Compare Machine Learning models with ROC Curve

ROC Curve is a common method to compare performance between different models. It can also be used to pick trade-off decisions between "false positives" and "false negatives". ROC curve is defined as a plot of "false positive rate" against "false negative rate". However, I don't find the ROC concept is intuitive and has been struggled for a while to grasp the concept.

Here is my attempt to explain ROC curve from a different angle. We use a binary classification example to illustrate the idea. (ie: predicting whether a patient has cancer or not)

First of all, all predictive model is not 100% correct. The desirable state is that a person who actually has cancer got a positive test result, and a person who actually has no cancer got a negative test result. Since the test is imperfect, it is possible that a person who actually has cancer was tested negative (ie: Fail to detect) or a person who actually has no cancer was tested positive (ie: False alarm).

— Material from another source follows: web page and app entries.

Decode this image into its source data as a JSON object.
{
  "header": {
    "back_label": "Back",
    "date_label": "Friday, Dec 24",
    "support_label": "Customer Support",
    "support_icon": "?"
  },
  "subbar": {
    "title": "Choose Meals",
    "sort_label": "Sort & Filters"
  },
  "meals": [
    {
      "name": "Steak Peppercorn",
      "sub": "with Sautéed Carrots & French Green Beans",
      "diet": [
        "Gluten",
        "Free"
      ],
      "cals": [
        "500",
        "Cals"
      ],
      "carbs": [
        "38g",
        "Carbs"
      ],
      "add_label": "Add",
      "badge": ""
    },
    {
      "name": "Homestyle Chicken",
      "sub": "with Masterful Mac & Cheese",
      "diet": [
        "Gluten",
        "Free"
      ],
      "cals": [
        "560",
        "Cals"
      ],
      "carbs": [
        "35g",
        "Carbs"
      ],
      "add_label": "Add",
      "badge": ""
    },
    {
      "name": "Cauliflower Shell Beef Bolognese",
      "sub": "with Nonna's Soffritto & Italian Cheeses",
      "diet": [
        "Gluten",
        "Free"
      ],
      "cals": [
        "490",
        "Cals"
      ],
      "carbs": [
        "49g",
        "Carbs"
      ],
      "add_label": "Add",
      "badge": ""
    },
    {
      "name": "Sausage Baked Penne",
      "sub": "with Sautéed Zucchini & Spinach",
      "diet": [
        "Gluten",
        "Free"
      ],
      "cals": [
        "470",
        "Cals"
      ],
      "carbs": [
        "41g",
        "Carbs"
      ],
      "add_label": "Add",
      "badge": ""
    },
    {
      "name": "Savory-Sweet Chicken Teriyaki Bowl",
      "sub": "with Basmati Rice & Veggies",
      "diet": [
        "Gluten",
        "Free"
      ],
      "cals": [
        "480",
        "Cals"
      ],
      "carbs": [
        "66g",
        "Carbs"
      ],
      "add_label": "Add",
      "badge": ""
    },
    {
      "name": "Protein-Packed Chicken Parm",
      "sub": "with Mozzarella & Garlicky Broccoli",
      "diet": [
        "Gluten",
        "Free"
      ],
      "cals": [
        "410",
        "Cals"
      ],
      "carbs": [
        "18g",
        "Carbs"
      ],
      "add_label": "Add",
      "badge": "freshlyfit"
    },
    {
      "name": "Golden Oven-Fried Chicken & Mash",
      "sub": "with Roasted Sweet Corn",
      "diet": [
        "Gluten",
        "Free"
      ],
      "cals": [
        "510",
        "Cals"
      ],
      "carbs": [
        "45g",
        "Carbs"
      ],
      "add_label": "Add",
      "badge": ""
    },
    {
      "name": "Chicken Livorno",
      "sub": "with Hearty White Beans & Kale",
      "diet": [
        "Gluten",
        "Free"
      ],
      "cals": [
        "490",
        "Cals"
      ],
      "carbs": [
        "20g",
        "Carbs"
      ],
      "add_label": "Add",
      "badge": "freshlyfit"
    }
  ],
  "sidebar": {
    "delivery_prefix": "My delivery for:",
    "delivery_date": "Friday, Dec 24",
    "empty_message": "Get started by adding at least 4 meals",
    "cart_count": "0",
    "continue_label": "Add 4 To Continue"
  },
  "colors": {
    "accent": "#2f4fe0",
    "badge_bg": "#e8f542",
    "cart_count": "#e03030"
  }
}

In reality, there is always a tradeoff between the false negative rate and the false positive rate. People can tune the decision threshold to adjust them (e.g. In "random forest", we can set the threshold of predicting positive when more than 30% decision trees predicting positive). Usually, the threshold is set based on the consequence or cost of mis-classification. (e.g. in this example, fail to detect has a much higher cost than a false alarm)


This can also be used to compare model performance. A good model is one that has both low false positive rate and low false negative rate, which is indicated in the size of the gray area below (the smaller the better).

"Random guess" is the worst prediction model and is used as a baseline for comparison. The decision threshold of a random guess is a number between 0 to 1 in order to determine between positive and negative prediction.


ROC Curve is basically what I have described above with one transformation, which is transforming the y-axis from "fail to detect" to 1 - "fail to detect", which now become "success to detect". Honestly I don't understand why this representation is better though.

Now, the ROC curve will look as follows ...

3 comments:

Unknown said...

Hello, Ricky Ho, you have a very interesting blog for me, in particular the articles on architectural solutions for heavy web projects. Could you recommend some good books on architecture, please. For articles on datamining, machine learning, individual thank you - now, very few bloggers who write interesting articles on this topic.

Andrea said...

The curve that you describe before the inversion of the y-axis is called Detection Error Tradeoff (DET): http://en.wikipedia.org/wiki/Detection_Error_Tradeoff

Unknown said...

how can I plot a ROC of a PLS-DA model? What softwares should I use?